Speed of an antimuon in a pi meson decay

[Je m'appelle]

Homework Statement

I'm trying to confirm the speed of an antimuon in the $\pi^+ \rightarrow \mu^+ \nu_{\mu}$ decay through the laws of conservation but it doesn't add up.

Homework Equations

[/B]
1.Energy-momentum relation:

$$E^2 = (pc)^2 + (mc^2)^2$$

2. Rest masses:

$$m_{\pi} = 139.6 \ \frac{MeV}{c^2}$$
$$m_{\mu} = 105.7 \ \frac{MeV}{c^2}$$
$$m_{\nu} \approx 0 \frac{MeV}{c^2}$$

3. Relativistic kinetic energy formula:

$$E_k =m_{\mu}c^2 \left( \frac{1}{\sqrt{1 - \frac{v_{\mu}^2}{c^2}}} - 1 \right)$$

The Attempt at a Solution

By the way, the pi meson decays at rest, so $p_{\pi}=0$.

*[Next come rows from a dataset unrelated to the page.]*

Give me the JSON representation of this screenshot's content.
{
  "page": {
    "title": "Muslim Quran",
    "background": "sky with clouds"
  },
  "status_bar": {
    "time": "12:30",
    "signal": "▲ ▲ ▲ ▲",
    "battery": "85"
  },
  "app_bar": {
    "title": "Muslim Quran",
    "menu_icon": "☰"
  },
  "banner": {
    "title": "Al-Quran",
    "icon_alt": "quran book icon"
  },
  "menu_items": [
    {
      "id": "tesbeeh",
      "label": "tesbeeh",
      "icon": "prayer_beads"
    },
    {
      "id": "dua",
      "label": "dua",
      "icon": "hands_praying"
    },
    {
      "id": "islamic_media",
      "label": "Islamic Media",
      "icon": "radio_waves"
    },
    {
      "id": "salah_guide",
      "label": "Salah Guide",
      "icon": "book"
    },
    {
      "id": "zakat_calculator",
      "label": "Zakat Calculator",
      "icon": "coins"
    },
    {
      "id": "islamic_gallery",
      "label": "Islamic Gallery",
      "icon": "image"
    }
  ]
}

I'm considering the difference of mass, before and after the decay, as pure kinetic energy, so around $(m_{\pi} - m_{\mu})c^2 = 33.9 MeV$.

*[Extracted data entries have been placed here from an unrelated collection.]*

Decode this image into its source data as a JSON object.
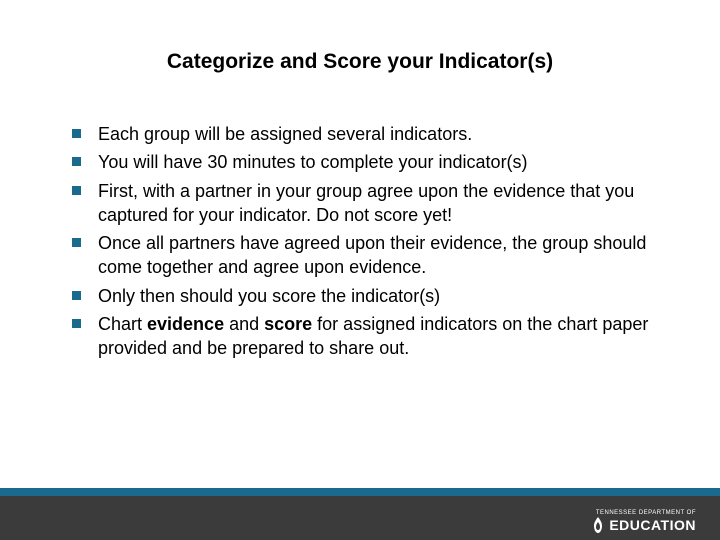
{
  "title": "Categorize and Score your Indicator(s)",
  "bullets": {
    "0": "Each group will be assigned several indicators.",
    "1": "You will have 30 minutes to complete your indicator(s)",
    "2": "First, with a partner in your group agree upon the evidence that you captured for your indicator. Do not score yet!",
    "3": "Once all partners have agreed upon their evidence, the group should come together and agree upon evidence.",
    "4": "Only then should you score the indicator(s)",
    "5a": "Chart ",
    "5b": "evidence",
    "5c": " and ",
    "5d": "score",
    "5e": " for assigned indicators on the chart paper provided and be prepared to share out."
  },
  "logo": {
    "topline": "TENNESSEE DEPARTMENT OF",
    "main": "EDUCATION"
  }
}
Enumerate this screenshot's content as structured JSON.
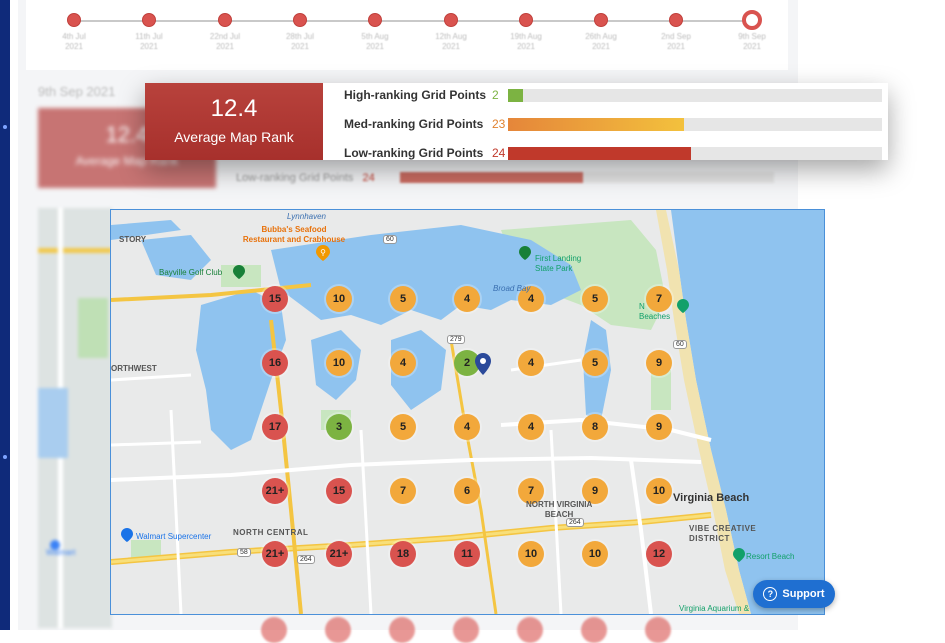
{
  "timeline": {
    "dates": [
      "4th Jul 2021",
      "11th Jul 2021",
      "22nd Jul 2021",
      "28th Jul 2021",
      "5th Aug 2021",
      "12th Aug 2021",
      "19th Aug 2021",
      "26th Aug 2021",
      "2nd Sep 2021",
      "9th Sep 2021"
    ],
    "selected_index": 9
  },
  "background": {
    "date": "9th Sep 2021",
    "rank_value": "12.4",
    "rank_label": "Average Map Rank",
    "low_label": "Low-ranking Grid Points",
    "low_count": "24"
  },
  "stats": {
    "avg_rank": "12.4",
    "avg_rank_label": "Average Map Rank",
    "rows": [
      {
        "label": "High-ranking Grid Points",
        "count": "2",
        "fraction": 0.04,
        "color": "#7cb342"
      },
      {
        "label": "Med-ranking Grid Points",
        "count": "23",
        "fraction": 0.47,
        "color": "#f0a63a"
      },
      {
        "label": "Low-ranking Grid Points",
        "count": "24",
        "fraction": 0.49,
        "color": "#c0392b"
      }
    ]
  },
  "map": {
    "grid": [
      [
        "15",
        "10",
        "5",
        "4",
        "4",
        "5",
        "7"
      ],
      [
        "16",
        "10",
        "4",
        "2",
        "4",
        "5",
        "9"
      ],
      [
        "17",
        "3",
        "5",
        "4",
        "4",
        "8",
        "9"
      ],
      [
        "21+",
        "15",
        "7",
        "6",
        "7",
        "9",
        "10"
      ],
      [
        "21+",
        "21+",
        "18",
        "11",
        "10",
        "10",
        "12"
      ]
    ],
    "places": {
      "bubbas": "Bubba's Seafood\nRestaurant and Crabhouse",
      "bayville": "Bayville Golf Club",
      "first_landing": "First Landing\nState Park",
      "walmart": "Walmart Supercenter",
      "resort": "Resort Beach",
      "north_central": "NORTH CENTRAL",
      "vibe": "VIBE CREATIVE\nDISTRICT",
      "va_aquarium": "Virginia Aquarium &",
      "north_va_beach": "NORTH VIRGINIA\nBEACH",
      "virginia_beach": "Virginia Beach",
      "northwest": "ORTHWEST",
      "story": "STORY",
      "lynnhaven": "Lynnhaven",
      "beaches": "N\nBeaches",
      "broad_bay": "Broad Bay"
    }
  },
  "support_label": "Support"
}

$$m_{\mu}c^2 \left( \frac{1}{\sqrt{1 - \frac{v_{\mu}^2}{c^2}}} - 1 \right) = 33.9 \ MeV$$

Carrying this out yields $v_{\mu}=0.65c$ when in fact it should be $0.27c$.

What am I doing wrong?

 

[fzero]

In order for momentum to be conserved, the neutrino must have momentum, so not all of that energy is available to the muon.